Em outra panela coloque o pequi para cozinhar com um pouco de sal, uma pimenta de bode inteira e cubra com água.
Deixe-os cozinhar até que o molho engrosse e eles se tornem mais amarelos e com a polpa macia (passe o garfo, se ela sair com facilidade está no ponto). Caso queira usar o milho verde em rodelas (de até cinco centímetros de espessura) o ideal é cozinha-las junto com os piquis.

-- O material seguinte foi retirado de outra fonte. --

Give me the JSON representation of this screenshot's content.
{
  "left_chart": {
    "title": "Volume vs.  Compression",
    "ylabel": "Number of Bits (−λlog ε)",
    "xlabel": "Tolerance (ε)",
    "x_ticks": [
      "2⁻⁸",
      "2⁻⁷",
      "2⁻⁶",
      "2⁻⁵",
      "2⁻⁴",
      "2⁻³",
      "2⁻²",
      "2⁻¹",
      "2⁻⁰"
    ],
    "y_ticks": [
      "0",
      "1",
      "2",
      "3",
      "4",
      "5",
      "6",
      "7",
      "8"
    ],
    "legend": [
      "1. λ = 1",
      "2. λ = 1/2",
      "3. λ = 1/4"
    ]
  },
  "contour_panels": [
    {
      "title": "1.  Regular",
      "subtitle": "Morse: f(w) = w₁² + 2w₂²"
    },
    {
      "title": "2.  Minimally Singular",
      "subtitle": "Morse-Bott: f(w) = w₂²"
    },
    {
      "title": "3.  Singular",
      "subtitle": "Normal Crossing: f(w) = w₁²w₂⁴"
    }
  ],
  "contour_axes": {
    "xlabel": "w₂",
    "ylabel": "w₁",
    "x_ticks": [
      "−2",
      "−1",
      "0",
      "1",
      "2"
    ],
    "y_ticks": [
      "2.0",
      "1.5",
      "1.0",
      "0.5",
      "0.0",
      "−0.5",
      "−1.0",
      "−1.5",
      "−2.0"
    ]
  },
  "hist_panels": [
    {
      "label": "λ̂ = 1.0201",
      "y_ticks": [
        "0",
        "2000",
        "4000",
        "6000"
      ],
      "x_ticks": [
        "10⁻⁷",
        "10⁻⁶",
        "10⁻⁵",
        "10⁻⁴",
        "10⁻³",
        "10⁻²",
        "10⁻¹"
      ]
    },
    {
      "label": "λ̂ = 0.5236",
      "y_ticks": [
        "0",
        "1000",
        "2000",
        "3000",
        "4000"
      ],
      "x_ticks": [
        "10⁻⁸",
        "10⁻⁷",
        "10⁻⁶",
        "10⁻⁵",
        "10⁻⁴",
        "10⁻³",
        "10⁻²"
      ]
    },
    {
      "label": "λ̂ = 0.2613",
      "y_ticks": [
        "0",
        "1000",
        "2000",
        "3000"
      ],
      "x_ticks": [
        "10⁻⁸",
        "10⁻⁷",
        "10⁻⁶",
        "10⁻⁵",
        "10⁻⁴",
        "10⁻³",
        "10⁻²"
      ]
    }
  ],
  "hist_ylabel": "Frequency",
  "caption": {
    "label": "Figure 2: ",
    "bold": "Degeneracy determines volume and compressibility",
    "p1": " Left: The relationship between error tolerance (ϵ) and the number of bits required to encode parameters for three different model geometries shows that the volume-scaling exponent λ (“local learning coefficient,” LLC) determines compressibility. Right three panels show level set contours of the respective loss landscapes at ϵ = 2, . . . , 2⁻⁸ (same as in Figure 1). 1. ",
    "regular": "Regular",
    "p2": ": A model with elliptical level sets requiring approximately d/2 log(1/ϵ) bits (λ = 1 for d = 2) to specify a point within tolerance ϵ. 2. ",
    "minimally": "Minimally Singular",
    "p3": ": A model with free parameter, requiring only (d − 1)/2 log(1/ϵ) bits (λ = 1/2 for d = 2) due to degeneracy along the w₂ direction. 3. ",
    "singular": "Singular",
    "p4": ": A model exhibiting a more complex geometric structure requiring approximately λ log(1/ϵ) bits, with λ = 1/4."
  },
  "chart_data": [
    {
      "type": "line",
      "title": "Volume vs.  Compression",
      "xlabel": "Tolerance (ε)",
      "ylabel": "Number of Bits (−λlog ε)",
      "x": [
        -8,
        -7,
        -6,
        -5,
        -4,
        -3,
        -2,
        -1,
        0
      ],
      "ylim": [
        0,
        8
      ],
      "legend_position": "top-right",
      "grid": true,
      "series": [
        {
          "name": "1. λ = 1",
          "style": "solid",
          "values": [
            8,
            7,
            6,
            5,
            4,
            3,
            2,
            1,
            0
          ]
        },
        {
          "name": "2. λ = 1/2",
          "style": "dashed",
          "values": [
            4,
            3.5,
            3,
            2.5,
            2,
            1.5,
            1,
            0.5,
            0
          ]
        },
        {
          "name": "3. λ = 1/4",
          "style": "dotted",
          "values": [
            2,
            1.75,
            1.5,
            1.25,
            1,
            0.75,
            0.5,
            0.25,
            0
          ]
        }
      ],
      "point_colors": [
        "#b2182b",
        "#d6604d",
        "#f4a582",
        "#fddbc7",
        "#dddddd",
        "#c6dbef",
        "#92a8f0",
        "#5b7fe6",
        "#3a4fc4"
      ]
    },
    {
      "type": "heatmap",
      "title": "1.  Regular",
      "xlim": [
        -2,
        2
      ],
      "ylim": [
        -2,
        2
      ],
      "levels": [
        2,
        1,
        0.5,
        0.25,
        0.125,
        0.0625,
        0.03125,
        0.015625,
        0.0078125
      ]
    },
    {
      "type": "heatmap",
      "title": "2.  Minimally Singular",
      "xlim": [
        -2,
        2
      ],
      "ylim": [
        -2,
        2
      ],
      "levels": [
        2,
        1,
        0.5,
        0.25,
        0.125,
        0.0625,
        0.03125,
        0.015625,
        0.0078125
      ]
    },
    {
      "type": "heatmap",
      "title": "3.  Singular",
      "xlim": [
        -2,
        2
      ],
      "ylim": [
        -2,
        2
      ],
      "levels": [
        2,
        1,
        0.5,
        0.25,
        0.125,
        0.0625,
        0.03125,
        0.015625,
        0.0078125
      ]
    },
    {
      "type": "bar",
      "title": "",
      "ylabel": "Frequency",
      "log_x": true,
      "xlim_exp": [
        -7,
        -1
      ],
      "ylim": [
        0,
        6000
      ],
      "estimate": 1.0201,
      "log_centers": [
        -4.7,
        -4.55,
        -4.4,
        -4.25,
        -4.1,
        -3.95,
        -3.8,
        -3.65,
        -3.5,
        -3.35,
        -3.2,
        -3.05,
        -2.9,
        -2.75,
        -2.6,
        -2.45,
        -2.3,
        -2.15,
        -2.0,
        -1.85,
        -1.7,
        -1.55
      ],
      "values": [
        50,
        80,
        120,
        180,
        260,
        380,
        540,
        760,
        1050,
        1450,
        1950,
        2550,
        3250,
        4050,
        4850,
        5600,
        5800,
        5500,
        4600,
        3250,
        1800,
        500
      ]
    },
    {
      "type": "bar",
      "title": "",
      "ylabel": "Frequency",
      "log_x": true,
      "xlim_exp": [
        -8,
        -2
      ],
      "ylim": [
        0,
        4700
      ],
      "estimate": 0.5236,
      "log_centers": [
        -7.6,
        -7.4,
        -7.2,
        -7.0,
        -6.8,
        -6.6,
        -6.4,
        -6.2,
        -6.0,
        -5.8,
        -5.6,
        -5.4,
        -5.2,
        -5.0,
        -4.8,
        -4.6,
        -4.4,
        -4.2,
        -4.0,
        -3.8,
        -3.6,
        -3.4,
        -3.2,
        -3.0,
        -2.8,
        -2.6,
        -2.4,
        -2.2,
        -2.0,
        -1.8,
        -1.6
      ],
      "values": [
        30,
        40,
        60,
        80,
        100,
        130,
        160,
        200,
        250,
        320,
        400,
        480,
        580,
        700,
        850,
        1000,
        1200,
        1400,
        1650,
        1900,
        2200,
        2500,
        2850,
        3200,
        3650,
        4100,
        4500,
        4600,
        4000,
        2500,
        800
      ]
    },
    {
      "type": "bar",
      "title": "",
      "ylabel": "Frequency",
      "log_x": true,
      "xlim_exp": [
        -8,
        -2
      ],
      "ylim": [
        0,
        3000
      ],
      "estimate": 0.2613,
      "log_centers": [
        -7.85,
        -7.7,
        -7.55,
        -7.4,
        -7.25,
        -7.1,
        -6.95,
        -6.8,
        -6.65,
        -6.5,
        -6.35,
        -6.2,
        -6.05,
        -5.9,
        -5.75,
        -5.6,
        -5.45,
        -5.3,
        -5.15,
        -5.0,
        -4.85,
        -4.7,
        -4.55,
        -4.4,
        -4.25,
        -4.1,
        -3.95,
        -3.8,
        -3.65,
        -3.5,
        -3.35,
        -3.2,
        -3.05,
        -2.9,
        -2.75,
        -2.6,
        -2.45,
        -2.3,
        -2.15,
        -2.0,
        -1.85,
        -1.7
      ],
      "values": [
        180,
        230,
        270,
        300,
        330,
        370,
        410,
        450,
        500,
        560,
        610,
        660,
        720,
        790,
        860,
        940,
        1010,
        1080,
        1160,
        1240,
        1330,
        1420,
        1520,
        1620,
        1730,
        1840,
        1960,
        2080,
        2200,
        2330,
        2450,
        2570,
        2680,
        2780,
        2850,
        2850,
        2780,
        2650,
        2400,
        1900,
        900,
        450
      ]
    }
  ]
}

Despeje o piqui com o caldo no frango. Se a opção for o milho em grãos pode agrega-lo nesse momento. Deixe cozinhar até que a carne fique macia, mexendo o mínimo possível, mas sem deixar que o molho seque totalmente. Caso seque antes da carne atingir o ponto, acrescente um pouco de água quente. Mas cuidado, a ideia é ter um molho encorpado e um tanto untuoso. Salpique o cheiro verde para finalizar. Sirva com arroz branco.